The Philosophy of Daisies


"She loves me, she loves me not," Abigail intoned while idly dismembering a daisy. "Silly really, there's so many layers between love and not love."

"Still," Martin sighed, "It's irrational to expect philosophic depths from a daisy.

"Of course," Abigail answered, beheading the daisy with a savage twist as it ended on "she loves me not," one needs at least a chrysanthemum for that. She stood up and closed the conversation with a wicked, "Mums the word now Martin" brushing her hands off on him as he covered his head and groaned.

"Tell me, Abby," he began, "would you have been any less savage had the daisy spoken of love?"

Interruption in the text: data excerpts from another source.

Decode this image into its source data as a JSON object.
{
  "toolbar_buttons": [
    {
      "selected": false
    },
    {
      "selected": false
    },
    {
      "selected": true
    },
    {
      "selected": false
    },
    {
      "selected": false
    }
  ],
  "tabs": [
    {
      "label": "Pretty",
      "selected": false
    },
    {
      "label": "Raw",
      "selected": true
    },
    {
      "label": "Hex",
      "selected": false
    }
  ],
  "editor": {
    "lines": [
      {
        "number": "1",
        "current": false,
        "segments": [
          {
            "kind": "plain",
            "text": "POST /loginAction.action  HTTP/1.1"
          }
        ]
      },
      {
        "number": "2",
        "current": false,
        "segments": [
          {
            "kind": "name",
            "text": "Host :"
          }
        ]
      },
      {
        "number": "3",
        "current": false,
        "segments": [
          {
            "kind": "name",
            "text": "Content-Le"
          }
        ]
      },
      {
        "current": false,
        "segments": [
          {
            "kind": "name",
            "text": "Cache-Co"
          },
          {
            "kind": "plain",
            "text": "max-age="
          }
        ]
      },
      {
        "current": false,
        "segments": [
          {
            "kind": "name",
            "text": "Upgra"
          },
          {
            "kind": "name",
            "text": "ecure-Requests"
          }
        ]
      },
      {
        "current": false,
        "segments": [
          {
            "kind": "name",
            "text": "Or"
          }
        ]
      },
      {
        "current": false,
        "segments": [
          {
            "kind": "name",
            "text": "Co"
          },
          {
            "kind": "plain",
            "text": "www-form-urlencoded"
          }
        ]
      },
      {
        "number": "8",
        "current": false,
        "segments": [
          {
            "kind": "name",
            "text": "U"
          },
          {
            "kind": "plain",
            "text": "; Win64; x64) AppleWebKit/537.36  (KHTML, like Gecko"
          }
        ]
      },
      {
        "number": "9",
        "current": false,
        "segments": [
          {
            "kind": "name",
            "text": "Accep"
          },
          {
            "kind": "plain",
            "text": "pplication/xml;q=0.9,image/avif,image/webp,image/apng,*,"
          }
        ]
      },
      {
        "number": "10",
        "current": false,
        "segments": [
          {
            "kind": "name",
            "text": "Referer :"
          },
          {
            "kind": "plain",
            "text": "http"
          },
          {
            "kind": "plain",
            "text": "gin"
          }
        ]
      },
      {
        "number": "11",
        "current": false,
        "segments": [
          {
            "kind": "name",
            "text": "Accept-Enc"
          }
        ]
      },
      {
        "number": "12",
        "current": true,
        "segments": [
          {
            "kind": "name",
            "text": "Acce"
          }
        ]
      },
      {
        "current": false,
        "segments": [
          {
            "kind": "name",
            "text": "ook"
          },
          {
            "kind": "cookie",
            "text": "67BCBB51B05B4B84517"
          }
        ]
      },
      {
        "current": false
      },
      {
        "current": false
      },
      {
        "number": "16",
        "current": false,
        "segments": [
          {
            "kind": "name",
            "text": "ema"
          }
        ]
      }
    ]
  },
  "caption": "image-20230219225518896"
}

"Of course not," Abigail answered, twirling under the cotton candy sky, "Love -- and not love -- is a savage thing." 

Sunday, January 17, 2016

The Dreams of Fools



Spaceport terminals, like the airline predecessors, were a study in opposites. Large but cramped, hurried and delayed, full of intimate strangers meeting and parting and studiously ignoring one another whenever possible. T'Mara stood in her tattered clothes and gazed at her reflection in the curved glass. She looked a ghost, transparent against the darkness of space tattered by stars, dark hair, dark eyed, still while strangers passed in huddled, hurried groups behind her. 

The planet she was set to leave was not home although it had birthed her. Her family -- her father -- dreamed of the stars but they had never been her dream. Until he died, dreams unfulfilled, and she had taken her small inheritance to fulfill them in his stead. She was a fool she thought, a fool who didn't want to go adventuring but would go nonetheless, looking in reverse while charging forward in the deep night of the unknown. 

She resettled her pack and hurried forward to the gleaming needle that would spread gossamer wings to fly, powered by solar winds of invisible light as she slept and dreamed the dreams of fools.